Bapak Rudi adalah orang yang memiliki pemahaman yang dalam tentang pentingnya pengelolaan sampah yang baik. Selama wawancara, ia dengan antusias menceritakan berbagai metode daur ulang dan pengurangan sampah yang dapat diterapkan dalam kehidupan sehari-hari. Namun, ketika saya bertanya mengenai praktek pribadinya, jawabannya mengejutkan. Meskipun ia memiliki pengetahuan yang luas, Bapak Rudi mengaku bahwa ia sendiri belum sepenuhnya menerapkan praktik-praktik berkelanjutan dalam kehidupannya.

Pertanyaan mendasar yang muncul adalah mengapa seseorang seperti Bapak Rudi, yang memiliki pengetahuan yang cukup, belum mampu mengubah tindakan mereka sesuai dengan pengetahuan itu sendiri. Disonansi kognitif adalah salah satu jawabannya. Bapak Rudi tahu apa yang benar, tetapi masih sulit baginya untuk melakukan tindakan yang sesuai dengan pengetahuannya. Dalam hal ini, pengetahuan dan tindakan berada dalam konflik, menciptakan disonansi kognitif.

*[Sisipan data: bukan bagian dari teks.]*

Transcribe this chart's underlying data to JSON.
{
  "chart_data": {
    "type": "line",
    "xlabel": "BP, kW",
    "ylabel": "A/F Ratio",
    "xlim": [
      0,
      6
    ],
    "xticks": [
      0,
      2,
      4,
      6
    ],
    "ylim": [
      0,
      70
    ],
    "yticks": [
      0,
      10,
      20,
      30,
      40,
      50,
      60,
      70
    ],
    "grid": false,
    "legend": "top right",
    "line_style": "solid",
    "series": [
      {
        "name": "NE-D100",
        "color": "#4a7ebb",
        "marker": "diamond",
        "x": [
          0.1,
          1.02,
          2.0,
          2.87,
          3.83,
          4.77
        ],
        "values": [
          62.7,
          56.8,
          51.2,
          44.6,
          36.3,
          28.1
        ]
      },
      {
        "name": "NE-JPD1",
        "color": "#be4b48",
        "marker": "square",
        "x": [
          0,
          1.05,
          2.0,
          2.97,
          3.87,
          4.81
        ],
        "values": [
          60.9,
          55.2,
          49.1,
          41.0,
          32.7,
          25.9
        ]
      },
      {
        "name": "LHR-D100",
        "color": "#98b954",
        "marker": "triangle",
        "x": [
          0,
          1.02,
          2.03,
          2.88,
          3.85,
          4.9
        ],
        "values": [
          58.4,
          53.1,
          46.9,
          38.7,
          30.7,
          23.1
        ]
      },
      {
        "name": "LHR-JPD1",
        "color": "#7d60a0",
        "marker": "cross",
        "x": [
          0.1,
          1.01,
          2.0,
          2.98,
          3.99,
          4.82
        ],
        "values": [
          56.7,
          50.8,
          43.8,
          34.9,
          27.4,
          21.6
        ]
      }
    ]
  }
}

Banyak faktor yang bisa menjelaskan mengapa disonansi kognitif seperti ini terjadi. Salah satunya adalah adanya hambatan psikologis seperti kenyamanan dengan kebiasaan lama atau ketakutan akan perubahan. Bagi Bapak Rudi, kebiasaan lama dalam memperlakukan sampah mungkin masih terasa nyaman meskipun ia tahu itu tidak benar. Selain itu, terkadang tindakan berkelanjutan juga memerlukan usaha lebih, baik dari segi waktu maupun sumber daya, dan ini dapat menjadi faktor penghambat.

Pentingnya memahami disonansi kognitif dalam konteks lingkungan hidup agar saya atau kalian yang membaca ini dapat mengidentifikasi faktor-faktor yang mungkin mempengaruhi seseorang untuk tidak bertindak sesuai dengan pengetahuannya. Dengan pemahaman yang lebih baik tentang disonansi kognitif, kita dapat merancang strategi yang lebih efektif untuk mengubah perilaku yang tidak sesuai dengan nilai-nilai dan pengetahuan lingkungan yang benar.

Saya sebagai mahasiswa Psikologi, wawancara dengan Bapak Rudi mengingatkan saya tentang pentingnya tidak hanya memiliki pengetahuan, tetapi juga menerapkannya dalam tindakan sehari-hari. Dalam menghadapi isu-isu lingkungan yang semakin mendesak, mengatasi disonansi kognitif adalah langkah awal penting menuju perubahan nyata dalam menjaga planet kita. Kita semua memiliki peran dalam menjaga bumi ini, dan kita perlu mengatasi disonansi kognitif kita agar bisa bergerak maju menuju perilaku yang lebih berkelanjutan.